Le Test Prénatal Non Invasif (NIPT) est une avancée majeure dans le domaine du dépistage prénatal. Il s'agit d'un test qui permet de détecter les anomalies chromosomiques chez le fœtus dès les premiers stades de la grossesse. en France, il se dit aussi DPNI pour Depistage Prenatal Non Invasif.

COMMENT FONCTIONNE-T-IL ?
Contrairement aux méthodes de dépistage traditionnelles, telles que les tests sanguins maternels ou l'échographie, le NIPT ne nécessite pas de prélèvement invasif comme une amniocentèse.

Il repose sur une simple prise de sang maternel. Cette prise de sang est ensuite a**lysée pour détecter la présence d'ADN fœtal circulant dans le sang de la mère.
En examinant cet ADN, les laboratoires peuvent détecter les anomalies chromosomiques potentielles chez le fœtus.
Il permet également de connaître le sexe très tôt dans la grossesse, si la patiente le souhaite.

QUELLE FIABILITÉ?

Le NIPT est considéré comme très fiable et précis dans la détection des anomalies chromosomiques, en particulier les trisomies les plus courantes comme la trisomie 21 (syndrome de Down), la trisomie 18 et la trisomie 13.
Il présente un taux de faux positifs beaucoup plus faible que les méthodes de dépistage traditionnelles.

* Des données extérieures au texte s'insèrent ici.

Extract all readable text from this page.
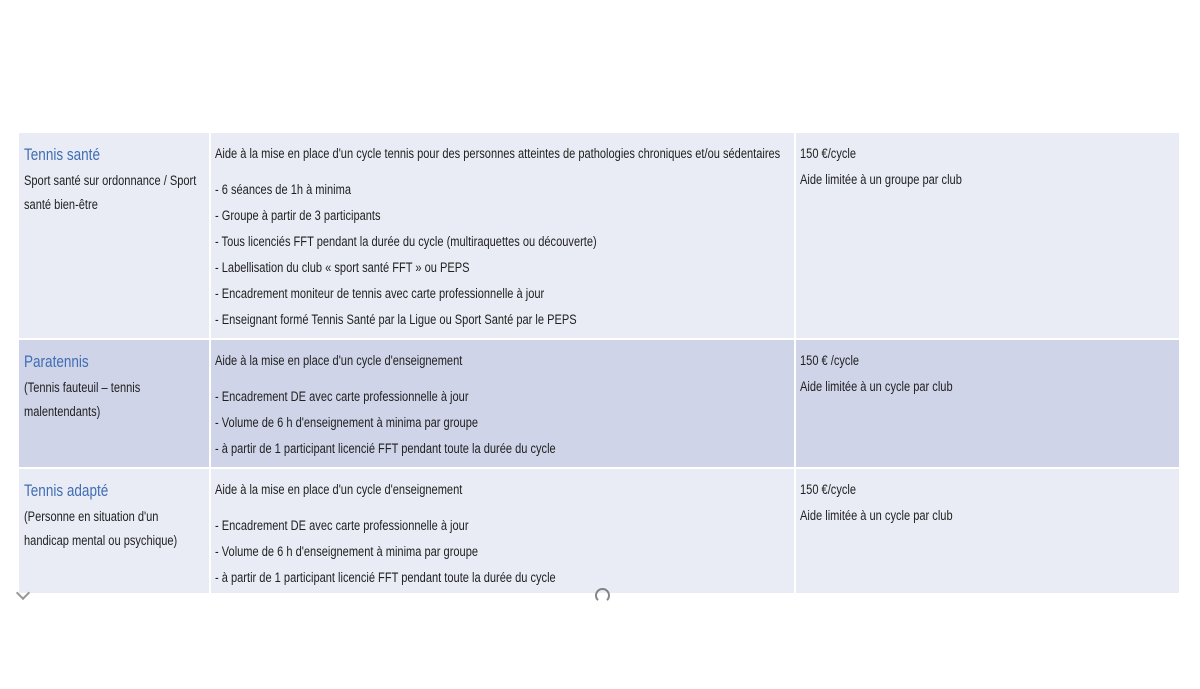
Tennis santé
Sport santé sur ordonnance / Sport santé bien-être
Aide à la mise en place d'un cycle tennis pour des personnes atteintes de pathologies chroniques et/ou sédentaires
- 6 séances de 1h à minima
- Groupe à partir de 3 participants
- Tous licenciés FFT pendant la durée du cycle (multiraquettes ou découverte)
- Labellisation du club « sport santé FFT » ou PEPS
- Encadrement moniteur de tennis avec carte professionnelle à jour
- Enseignant formé Tennis Santé par la Ligue ou Sport Santé par le PEPS
150 €/cycle
Aide limitée à un groupe par club
Paratennis
(Tennis fauteuil – tennis malentendants)
Aide à la mise en place d'un cycle d'enseignement
- Encadrement DE avec carte professionnelle à jour
- Volume de 6 h d'enseignement à minima par groupe
- à partir de 1 participant licencié FFT pendant toute la durée du cycle
150 € /cycle
Aide limitée à un cycle par club
Tennis adapté
(Personne en situation d'un handicap mental ou psychique)
Aide à la mise en place d'un cycle d'enseignement
- Encadrement DE avec carte professionnelle à jour
- Volume de 6 h d'enseignement à minima par groupe
- à partir de 1 participant licencié FFT pendant toute la durée du cycle
150 €/cycle
Aide limitée à un cycle par club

A PARTIR DE QUAND PEUT-ON LE FAIRE ?
Il est possible de réaliser ce test dès 9 semaines d’aménorrhée, et tout au long de la grossesse

POUR QUI EST-IL RECOMMANDÉ ?

Le NIPT est généralement proposé aux femmes enceintes présentant un risque accru d'anomalies chromosomiques fœtales, notamment :

- Les femmes de plus de 35 ans, car le risque de trisomie augmente avec l'âge maternel.
- Les femmes ayant des antécédents familiaux d'anomalies chromosomiques.
- Les femmes ayant des résultats de dépistage prénatal initiaux préoccupants.

QUEL EST SON COÛT ?
En Israël, il est réalisé par l’intermédiaire de laboratoires privés qui organisent le prélèvement chez la patiente et l’envoient ensuite aux États-Unis.
Son coût varie entre 3000 et 4000 shekels, selon les options demandées
En général on obtient le résultat dans les deux semaines.
En France, il est pris en charge par la sécurité sociale si le risque de trisomie 21 estimé par la clarté nucale et la prise de sang varie entre 1/100 et 1/1000

Conclusion :

Le NIPT offre aux femmes enceintes une option de dépistage précoce et précise des anomalies chromosomiques chez leur fœtus.
Si vous envisagez de subir un NIPT ou si vous avez des questions sur son utilisation, n'hésitez pas à en discuter avec votre médecin ou votre professionnel de santé.
Il pourra vous fournir des informations supplémentaires et vous guider dans le processus de dépistage prénatal.